A Espanha venceu a Argentina por 1 a 0 na prorrogação. Título histórico. Euforia nacional. E os Bourbon desceram ao campo para a foto que vale ouro.
O negócio por trás da coroa
A presença da realeza não é acidental. É estratégia de marca. A monarquia espanhola movimenta 223 milhões de euros por ano em turismo real, segundo dados da consultoria Brand Finance. Cada aparição pública das princesas Leonor, 20 anos, e Sofía, 19, gera picos de 34% nas buscas por destinos espanhóis.
O "antes e depois" das infantas viralizou nas redes. Leonor, que há quatro anos aparecia tímida em eventos protocolares, agora comanda cerimônias militares como herdeira do trono. Sofía, a caçula, estuda em colégio galês de 45 mil euros anuais.
"A monarquia é um investimento que se paga sozinho", declarou o porta-voz da Casa Real em comunicado oficial após a vitória.
Quanto custa ser rei
Os números não mentem. O orçamento real espanhol de 8,4 milhões de euros é módico perto dos 86 milhões de libras que a família real britânica recebe. Mas o retorno é superior: cada euro investido na monarquia espanhola gera 26 euros em receita turística.
A viagem a Nova York custou estimados 180 mil euros — jatos, segurança, hospedagem no Four Seasons.
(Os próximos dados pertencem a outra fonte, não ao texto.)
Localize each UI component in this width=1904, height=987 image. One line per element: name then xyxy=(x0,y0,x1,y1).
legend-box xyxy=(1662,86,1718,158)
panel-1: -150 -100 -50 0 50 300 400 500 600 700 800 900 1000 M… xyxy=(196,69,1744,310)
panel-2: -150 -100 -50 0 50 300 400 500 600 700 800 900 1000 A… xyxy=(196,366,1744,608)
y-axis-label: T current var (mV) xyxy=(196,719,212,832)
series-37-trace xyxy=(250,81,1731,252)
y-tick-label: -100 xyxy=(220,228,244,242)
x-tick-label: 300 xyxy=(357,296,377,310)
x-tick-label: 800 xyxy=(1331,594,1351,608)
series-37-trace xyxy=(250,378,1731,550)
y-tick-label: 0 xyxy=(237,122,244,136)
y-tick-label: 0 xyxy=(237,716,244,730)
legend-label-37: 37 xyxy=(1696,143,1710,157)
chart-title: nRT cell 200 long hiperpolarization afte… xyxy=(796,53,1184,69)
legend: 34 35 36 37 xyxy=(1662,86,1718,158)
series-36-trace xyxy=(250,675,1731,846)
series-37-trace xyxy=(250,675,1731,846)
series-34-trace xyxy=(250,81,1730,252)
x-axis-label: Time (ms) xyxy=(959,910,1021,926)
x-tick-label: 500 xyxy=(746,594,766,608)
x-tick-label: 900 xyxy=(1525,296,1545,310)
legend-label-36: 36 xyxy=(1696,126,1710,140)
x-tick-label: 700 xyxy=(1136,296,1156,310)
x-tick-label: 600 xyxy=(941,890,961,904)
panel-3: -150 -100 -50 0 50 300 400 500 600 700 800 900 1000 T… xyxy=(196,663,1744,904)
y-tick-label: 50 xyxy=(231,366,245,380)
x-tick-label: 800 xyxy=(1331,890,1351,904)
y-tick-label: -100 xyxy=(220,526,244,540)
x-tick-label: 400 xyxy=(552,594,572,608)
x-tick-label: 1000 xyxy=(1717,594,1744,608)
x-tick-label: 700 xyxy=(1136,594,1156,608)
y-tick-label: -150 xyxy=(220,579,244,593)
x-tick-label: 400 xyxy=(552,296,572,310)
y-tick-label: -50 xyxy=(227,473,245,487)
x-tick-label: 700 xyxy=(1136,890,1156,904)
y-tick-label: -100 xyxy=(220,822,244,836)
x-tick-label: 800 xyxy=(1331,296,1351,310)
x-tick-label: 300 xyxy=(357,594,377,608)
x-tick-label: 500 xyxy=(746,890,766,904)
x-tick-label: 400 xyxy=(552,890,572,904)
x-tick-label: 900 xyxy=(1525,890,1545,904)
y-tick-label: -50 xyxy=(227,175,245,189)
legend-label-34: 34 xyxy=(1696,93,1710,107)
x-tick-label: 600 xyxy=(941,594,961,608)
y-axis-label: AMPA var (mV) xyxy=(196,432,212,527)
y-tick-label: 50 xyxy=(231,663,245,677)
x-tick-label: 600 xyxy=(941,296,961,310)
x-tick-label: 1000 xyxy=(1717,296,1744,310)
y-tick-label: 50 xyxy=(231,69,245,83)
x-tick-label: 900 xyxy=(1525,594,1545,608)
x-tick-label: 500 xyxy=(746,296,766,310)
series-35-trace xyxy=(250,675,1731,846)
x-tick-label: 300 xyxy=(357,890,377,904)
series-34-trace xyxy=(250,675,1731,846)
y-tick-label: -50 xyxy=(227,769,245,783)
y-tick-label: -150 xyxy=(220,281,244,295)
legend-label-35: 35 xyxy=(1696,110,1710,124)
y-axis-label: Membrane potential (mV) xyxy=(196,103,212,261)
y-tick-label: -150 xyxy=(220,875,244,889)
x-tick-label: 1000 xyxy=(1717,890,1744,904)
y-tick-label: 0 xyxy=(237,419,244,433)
Felipe VI tem patrimônio pessoal estimado em 2,6 milhões de euros, herança de Juan Carlos I, que abdicou em 2014 após escândalos de corrupção envolvendo 65 milhões em contas suíças.
O jogo político
A celebração no gramado não agradou a esquerda espanhola. O partido Podemos criticou nas redes: "Famílias gastam 200 euros por mês em alimentação enquanto a realeza queima dinheiro público em Nova York".
Pedro Sánchez, primeiro-ministro, estava ausente. Coincidência? Improvável. A relação entre governo socialista e Casa Real é de conveniência mútua. Sánchez precisa da neutralidade monárquica. Felipe precisa da aprovação orçamentária.
A seleção espanhola faturou 42 milhões de dólares da FIFA pelo título. Os jogadores levam 30% — cerca de 550 mil dólares cada. A família real leva a exposição, o soft power, o fortalecimento da marca Espanha.
Herdeiras do império
Leonor é a jogada mestra. Formada pela Academia Militar de Zaragoza, estudou em colégio britânico de elite, fala quatro idiomas. Aos 20 anos, tem agenda mais cheia que CEO de multinacional. Valor estimado da "marca Leonor" pela Brand Finance: 1,2 bilhão de euros em impacto econômico ao longo do reinado futuro.
Sofía é o plano B. Estuda Relações Internacionais. Aparições calibradas, exposição controlada. Se Leonor tropeçar, a caçula está preparada.
A foto no gramado já vendeu direitos de imagem para 47 veículos internacionais. Getty Images cobra 890 dólares pela licença premium. Faça as contas: cerca de 42 mil dólares em uma única imagem.
Futebol é negócio. Realeza é negócio. A interseção dos dois? Bilionária.